L'homme, dont l'attitude calme et posée tranche avec le coloré personnage qui occupe les ondes quotidiennement, semble déjà être ailleurs. Après sa rencontre avec La Presse, il devait se précipiter au lancement de la programmation du canal Évasion, chaîne pour laquelle il fera des reportages un peu partout dans le monde. D'ailleurs, aujourd'hui, il prépare ses valises, car il s'envolera pour l'Islande demain.

Enfin, tout en sirotant son café «déca», il finit par admettre qu'il aurait pu quitter les studios du 98,5 l'an dernier, pour marquer le 45e anniversaire de sa carrière. Mais cette année-là, il a dû subir un quadruple pontage. «Après cette histoire, par entêtement, je voulais prouver que j'étais encore capable.»

Gilles Proulx semble garder des souvenirs mémorables des événements qu'il a couverts au cours de sa carrière: la Bosnie, la guerre du Vietnam et, plus près de nous, la crise d'Oka. Il se souvient également avec beaucoup de plaisir des personnages qu'il a louangés et malmenés à la fois. Et que dire de tous les surnoms que l'animateur leur a donnés: «Jean la carpe Charest», «Louise Harel, la charmeuse de serpents» et «le gérant de restaurant» pour qualifier le maire de Montréal, Gérald Tremblay.

La radio, la télé et TQS

S'il quitte le monde de la radio, l'animateur n'a visiblement pas envie de se taire et ne mâche pas ses mots pour critiquer les médias électroniques. Selon lui, on assiste à une «profonde détérioration de la langue» sur les ondes. «Je trouve aussi que la radio ne travaille pas assez à l'élévation des valeurs communes, estime-t-il. On n'accorde plus de signification à la fête du Québec. On fait jouer de la musique américaine.»
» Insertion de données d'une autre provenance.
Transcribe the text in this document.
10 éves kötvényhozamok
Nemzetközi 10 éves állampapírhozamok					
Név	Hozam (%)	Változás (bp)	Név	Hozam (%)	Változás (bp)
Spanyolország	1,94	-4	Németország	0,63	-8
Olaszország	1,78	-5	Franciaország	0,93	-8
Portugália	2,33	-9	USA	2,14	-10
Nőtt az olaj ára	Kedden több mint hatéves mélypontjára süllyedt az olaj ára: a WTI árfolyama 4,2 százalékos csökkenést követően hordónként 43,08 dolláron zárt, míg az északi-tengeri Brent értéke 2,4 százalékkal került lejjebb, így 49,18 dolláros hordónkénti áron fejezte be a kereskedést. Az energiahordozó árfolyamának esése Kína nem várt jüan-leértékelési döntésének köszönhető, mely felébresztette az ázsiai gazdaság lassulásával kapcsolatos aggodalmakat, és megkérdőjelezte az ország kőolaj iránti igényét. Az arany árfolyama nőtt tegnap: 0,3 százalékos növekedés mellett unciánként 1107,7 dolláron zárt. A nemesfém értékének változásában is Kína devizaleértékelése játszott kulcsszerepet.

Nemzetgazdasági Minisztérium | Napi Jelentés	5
L'analyse qu'il fait de la télévision n'est guère plus flatteuse. «La télé est entrée dans la facilité. Les chaînes de télévision conventionnelles sont en baisse de cotes d'écoute et ça me soulage un peu, car je constate que les téléspectateurs sont à la recherche de nourriture intellectuelle sur les canaux spécialisés.» Selon lui, les chaînes traditionnelles diffusent de plus en plus de «quiz stupides et d'émissions livrées en joual».

Puis, à propos de TQS, qui cessera de présenter des bulletins d'information à la fin du mois de septembre, il lance sans détour: «TQS ne finit pas d'atteindre de nouveaux sous-sols. C'est une entorse à la diversité de l'information, mentionne celui qui a travaillé pendant quatre ans pour ce réseau. C'est en train de devenir une télé marginale. Le canal Vox fait mieux qu'eux», a-t-il conclu.

Bref, bien que l'animateur délaisse son micro, il ne semble pas avoir envie de se taire. Pas tout de suite, en tout cas.